Ask not for whom the bell tolls…
It tolled for me. I think that’s one of the first times I’ve heard “Mr. Gilman” and realized someone was talking to me - just one of those hey, guess what you’re really an adult moments, like buying socks. The Ragazzo treatment wasn’t so bad. I had read the case. I knew the facts. He let me slide on a point or two. I only got one amazing.
Here’s my feeling on the whole socratic method thing. When done well, and I think Ragazzo does it very well, it’s bar-none the best kind of educational experience, particularly for the law. You’re forced to think on your feet, to go in unexpected directions, to match wits with someone who knows a lot more than you, to stretch, in other words, and to find your bearings in unfamiliar territory. Most importantly, you have to know your material in a way that you typically don’t in most educational settings. In most undergraduate courses, particularly liberal arts, being familiar with the material is sufficient, if you say something halfway intelligent about it you know it. In law, knowing takes on whole other dimensions. You have to be able to take it apart and put it back together again, mess with it, break it down to the essentials, see how it works in different situations, with different fact bases. You have to own it. Bullshitting is typically not an option. The nice thing about socratic method is that it informs you of exactly how much you don’t know, before the exam.

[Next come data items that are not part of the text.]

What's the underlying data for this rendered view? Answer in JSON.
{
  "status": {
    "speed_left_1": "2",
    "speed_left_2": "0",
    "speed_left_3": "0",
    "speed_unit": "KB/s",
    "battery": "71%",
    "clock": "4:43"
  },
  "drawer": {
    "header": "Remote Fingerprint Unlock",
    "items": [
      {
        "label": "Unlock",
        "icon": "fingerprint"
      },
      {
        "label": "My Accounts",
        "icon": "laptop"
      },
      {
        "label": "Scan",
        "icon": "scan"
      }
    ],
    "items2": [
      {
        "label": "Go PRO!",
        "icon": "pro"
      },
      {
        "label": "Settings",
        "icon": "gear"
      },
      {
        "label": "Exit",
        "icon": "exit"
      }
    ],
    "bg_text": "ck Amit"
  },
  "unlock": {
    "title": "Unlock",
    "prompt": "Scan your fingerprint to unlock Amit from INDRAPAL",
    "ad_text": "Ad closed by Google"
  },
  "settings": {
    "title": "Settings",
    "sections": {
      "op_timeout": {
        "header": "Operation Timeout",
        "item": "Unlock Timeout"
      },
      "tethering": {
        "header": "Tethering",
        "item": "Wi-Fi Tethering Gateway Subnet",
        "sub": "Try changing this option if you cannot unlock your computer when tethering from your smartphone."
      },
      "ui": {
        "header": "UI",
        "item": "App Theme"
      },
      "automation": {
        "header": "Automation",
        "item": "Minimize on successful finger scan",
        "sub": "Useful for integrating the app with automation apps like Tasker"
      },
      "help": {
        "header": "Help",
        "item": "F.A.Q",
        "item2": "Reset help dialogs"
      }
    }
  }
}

When it comes down to grades, however, the whole socratic class thing is an ego trip. By that I mean my ego trip, not Ragazzo’s. I’m splitting time between class prep and exam prep and having gotten called on out of the way I can give more attention to exam prep and there’s a heck of a lot to do there. Before tonight, I didn’t want to be embarrassed, so I boned up on the material, which isn’t a bad thing, but the time for synthesizing, identifying standards, seeing the ebb and flow of cases, just hasn’t been there.
Anyway, enough midnight blawging. T-minus 11 days and counting.